The red plastic chair is a Vietnamese cultural institution, and my anchor by Amy Duong for SBS Voices
Martyn Reyes, Project and Communications Officer
I haven’t really stopped thinking about Amy Duong’s essay since I finished reading it. It is a beautiful, sensitive and well-observed piece of writing that examines a mundane, yet significant cultural object to discuss threads of tradition, family, death, mourning, community and diaspora. Like most of my favourite personal essays penned by people of colour, Duong writes beyond the overly simplistic tropes and cliches that often trap us when discussing race and culture. Her writing is specific, multidimensional and meaningful. I can see why it earned her entry a highly commended spot for the SBS Voices’ Emerging Writers Competition in 2020.

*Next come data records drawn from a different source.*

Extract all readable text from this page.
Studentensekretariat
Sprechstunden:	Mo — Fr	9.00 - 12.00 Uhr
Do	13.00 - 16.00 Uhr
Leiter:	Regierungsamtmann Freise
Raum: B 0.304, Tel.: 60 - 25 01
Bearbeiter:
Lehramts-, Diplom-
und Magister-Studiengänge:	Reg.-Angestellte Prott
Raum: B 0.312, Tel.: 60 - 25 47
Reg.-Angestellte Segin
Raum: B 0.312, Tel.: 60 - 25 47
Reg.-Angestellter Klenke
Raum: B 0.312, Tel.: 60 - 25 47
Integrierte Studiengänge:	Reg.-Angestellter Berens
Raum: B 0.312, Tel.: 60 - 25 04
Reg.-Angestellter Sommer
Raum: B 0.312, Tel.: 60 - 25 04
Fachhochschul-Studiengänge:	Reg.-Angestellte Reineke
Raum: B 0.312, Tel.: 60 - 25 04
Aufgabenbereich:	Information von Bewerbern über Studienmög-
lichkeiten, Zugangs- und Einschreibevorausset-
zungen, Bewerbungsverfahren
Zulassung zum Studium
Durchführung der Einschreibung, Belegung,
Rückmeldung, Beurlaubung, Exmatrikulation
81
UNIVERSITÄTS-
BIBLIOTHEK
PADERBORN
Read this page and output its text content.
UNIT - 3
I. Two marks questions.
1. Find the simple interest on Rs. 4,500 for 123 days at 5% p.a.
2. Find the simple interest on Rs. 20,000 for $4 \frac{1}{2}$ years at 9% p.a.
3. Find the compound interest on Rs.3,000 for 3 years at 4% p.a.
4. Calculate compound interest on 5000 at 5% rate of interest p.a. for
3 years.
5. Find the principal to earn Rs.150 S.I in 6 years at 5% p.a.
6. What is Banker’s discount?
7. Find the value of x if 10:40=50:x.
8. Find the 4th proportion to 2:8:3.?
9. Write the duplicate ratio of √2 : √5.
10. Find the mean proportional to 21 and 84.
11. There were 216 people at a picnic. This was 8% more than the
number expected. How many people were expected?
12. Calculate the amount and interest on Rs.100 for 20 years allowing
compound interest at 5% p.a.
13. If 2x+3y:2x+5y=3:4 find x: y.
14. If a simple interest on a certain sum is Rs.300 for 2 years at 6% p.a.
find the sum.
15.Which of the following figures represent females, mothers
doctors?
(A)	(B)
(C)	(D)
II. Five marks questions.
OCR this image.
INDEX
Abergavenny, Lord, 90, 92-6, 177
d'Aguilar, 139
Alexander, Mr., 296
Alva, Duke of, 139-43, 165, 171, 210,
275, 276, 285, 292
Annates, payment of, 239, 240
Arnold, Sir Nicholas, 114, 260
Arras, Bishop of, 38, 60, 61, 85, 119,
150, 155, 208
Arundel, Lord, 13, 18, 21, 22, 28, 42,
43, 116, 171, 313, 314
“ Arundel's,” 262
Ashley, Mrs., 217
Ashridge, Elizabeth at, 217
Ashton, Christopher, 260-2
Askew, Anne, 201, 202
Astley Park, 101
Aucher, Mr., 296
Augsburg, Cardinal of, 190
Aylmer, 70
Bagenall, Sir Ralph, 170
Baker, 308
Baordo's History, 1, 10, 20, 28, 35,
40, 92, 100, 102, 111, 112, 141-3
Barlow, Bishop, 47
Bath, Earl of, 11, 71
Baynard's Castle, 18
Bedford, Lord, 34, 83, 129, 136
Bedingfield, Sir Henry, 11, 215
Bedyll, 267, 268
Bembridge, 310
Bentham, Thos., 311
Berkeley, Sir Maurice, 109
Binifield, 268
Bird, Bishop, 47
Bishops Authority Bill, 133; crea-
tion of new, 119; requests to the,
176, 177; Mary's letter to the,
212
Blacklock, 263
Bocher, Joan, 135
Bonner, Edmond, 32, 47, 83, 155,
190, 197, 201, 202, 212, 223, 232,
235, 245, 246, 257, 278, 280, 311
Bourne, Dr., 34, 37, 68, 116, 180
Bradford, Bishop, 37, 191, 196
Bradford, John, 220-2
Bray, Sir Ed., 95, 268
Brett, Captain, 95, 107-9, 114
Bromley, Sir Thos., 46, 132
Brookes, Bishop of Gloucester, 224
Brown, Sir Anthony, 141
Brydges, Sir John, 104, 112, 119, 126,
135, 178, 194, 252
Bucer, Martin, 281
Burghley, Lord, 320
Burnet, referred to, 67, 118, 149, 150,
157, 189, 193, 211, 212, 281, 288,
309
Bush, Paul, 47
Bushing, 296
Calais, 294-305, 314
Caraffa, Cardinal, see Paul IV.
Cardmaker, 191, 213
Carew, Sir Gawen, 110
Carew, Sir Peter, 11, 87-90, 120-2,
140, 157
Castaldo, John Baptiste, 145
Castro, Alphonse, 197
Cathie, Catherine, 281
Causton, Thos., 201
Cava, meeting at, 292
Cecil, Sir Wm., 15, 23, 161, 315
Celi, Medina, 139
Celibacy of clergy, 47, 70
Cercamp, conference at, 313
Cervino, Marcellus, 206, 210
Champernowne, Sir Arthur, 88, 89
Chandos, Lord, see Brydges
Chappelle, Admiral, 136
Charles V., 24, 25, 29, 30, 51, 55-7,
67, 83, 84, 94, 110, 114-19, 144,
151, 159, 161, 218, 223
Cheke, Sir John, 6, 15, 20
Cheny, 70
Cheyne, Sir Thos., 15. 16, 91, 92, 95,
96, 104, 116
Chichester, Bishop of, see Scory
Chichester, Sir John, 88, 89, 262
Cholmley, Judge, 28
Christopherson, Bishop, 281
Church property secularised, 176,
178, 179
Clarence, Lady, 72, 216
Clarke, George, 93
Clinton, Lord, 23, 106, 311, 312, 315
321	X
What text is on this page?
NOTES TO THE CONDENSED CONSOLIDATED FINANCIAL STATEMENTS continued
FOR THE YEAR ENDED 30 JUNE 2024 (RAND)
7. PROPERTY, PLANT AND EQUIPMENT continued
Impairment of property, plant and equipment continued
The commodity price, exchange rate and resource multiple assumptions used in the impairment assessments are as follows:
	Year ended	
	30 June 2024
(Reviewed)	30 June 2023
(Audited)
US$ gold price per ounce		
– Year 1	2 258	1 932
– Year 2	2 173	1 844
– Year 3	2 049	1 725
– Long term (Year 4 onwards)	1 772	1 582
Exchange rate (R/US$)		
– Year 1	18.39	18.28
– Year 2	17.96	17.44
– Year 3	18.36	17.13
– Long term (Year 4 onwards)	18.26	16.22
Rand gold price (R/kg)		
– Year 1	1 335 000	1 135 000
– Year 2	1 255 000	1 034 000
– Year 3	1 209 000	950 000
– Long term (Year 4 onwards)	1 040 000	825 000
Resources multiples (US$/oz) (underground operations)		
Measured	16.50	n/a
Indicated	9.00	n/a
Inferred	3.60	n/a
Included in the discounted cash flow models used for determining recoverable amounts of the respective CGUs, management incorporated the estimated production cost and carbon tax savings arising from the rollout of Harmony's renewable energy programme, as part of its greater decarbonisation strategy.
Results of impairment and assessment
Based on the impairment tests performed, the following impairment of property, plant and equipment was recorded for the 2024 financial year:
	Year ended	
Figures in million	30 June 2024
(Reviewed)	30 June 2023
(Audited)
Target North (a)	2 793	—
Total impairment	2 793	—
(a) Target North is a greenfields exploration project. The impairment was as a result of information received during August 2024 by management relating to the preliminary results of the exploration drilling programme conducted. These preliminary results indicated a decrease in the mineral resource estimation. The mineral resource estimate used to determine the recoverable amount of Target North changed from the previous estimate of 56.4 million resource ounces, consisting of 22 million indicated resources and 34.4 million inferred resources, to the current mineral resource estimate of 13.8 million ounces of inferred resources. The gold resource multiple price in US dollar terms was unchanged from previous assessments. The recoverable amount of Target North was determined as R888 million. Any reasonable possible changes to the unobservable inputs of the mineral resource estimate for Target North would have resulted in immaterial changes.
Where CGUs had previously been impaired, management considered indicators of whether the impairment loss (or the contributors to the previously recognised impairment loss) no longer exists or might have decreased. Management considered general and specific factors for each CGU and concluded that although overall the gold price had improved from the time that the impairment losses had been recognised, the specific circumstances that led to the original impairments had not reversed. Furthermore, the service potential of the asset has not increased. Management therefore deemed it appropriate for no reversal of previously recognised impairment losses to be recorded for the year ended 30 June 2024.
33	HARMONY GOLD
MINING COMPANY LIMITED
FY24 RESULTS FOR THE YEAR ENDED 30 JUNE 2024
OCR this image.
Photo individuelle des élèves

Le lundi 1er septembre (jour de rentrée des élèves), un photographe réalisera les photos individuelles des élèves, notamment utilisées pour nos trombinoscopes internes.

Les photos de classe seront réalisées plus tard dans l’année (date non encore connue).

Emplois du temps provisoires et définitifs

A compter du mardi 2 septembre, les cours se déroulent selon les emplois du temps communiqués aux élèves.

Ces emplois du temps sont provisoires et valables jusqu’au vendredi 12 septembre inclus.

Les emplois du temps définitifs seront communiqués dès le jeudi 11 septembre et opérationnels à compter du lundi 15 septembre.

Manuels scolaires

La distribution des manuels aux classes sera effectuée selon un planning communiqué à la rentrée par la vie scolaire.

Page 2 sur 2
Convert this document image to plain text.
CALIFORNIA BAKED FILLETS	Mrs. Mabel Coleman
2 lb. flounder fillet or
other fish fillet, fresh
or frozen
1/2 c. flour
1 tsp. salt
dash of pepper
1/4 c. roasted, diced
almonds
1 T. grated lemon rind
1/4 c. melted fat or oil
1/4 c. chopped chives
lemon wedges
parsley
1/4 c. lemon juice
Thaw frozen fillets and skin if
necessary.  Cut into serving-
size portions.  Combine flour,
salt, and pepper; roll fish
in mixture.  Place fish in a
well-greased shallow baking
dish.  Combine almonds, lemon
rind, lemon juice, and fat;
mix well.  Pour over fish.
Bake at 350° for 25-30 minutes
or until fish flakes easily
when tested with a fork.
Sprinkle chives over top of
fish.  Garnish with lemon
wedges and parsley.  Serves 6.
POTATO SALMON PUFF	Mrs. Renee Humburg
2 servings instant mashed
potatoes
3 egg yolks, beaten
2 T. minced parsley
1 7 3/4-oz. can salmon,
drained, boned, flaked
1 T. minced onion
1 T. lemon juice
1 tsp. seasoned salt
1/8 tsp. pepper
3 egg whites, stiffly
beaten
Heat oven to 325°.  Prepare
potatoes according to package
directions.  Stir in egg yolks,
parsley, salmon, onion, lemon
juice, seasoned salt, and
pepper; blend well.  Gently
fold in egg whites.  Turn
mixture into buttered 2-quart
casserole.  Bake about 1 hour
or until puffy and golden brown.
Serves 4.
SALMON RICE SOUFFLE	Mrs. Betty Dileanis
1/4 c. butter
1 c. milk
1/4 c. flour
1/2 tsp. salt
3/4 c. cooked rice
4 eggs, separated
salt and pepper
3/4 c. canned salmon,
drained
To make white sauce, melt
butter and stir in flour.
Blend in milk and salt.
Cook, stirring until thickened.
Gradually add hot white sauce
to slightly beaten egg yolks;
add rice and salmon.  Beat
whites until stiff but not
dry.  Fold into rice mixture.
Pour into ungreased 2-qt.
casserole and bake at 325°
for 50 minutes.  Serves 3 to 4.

The Mother Wound by Amani Haydar
Nikole Evans, Administration Officer
The Mother Wound was such a joy to read. At times I smiled and, through much of the heartbreaking story, I cried. This is a powerful memoir that will leave you seething with rage at the injustices of this world, but ultimately glows with resilience and hope for the future. With the true expertise of a gifted storyteller, Amani Haydar gives us a glimpse into her history and her trauma, her mother wound.
As readers, I don’t think we always appreciate how hard a story such as hers must be to put in writing and send out into the world, or the emotional and mental labour that goes into the pages. I have learned so much from reading this book and so much of it resonates with me as a woman. This wasn’t an easy read but it was a rewarding one. At a time in our lives when domestic violence is on the rise, this is a memoir that everyone should read because it affects all of us as a society.
Read the blurb here.
Nothing But My Body by Tilly Lawless
Amy Lovat, Program Officer
I’ve just finished reading Nothing But My Body by Tilly Lawless, and it absolutely blew me away. The book is written in stream-of-consciousness prose that is incredibly lyrical, poetic and punchy. Sometimes it’s slow and meandering, other times it’s fast-paced and frenetic. The anonymous narrator, a queer female Australian sex worker, navigates a year of her life through Sydney, Bellingen and Berlin, but the story is broken up into eight days. We follow her through break-ups and falling into infatuation via Instagram, through the bushfires and the beginnings of COVID, through Mardi Gras and the plight of First Nations people. The backdrop of the story is sex work: the people she meets, the friendships she forms, the monotony and euphoria and uncertainty of the industry in these weird pandemic times.
But overall, this book is a celebration of the queer community and the narrator’s reckoning with her body, her privilege and her femaleness. I haven’t read a voice as unique as this in a while – intelligent, poetic, political, vulnerable. Highly recommend!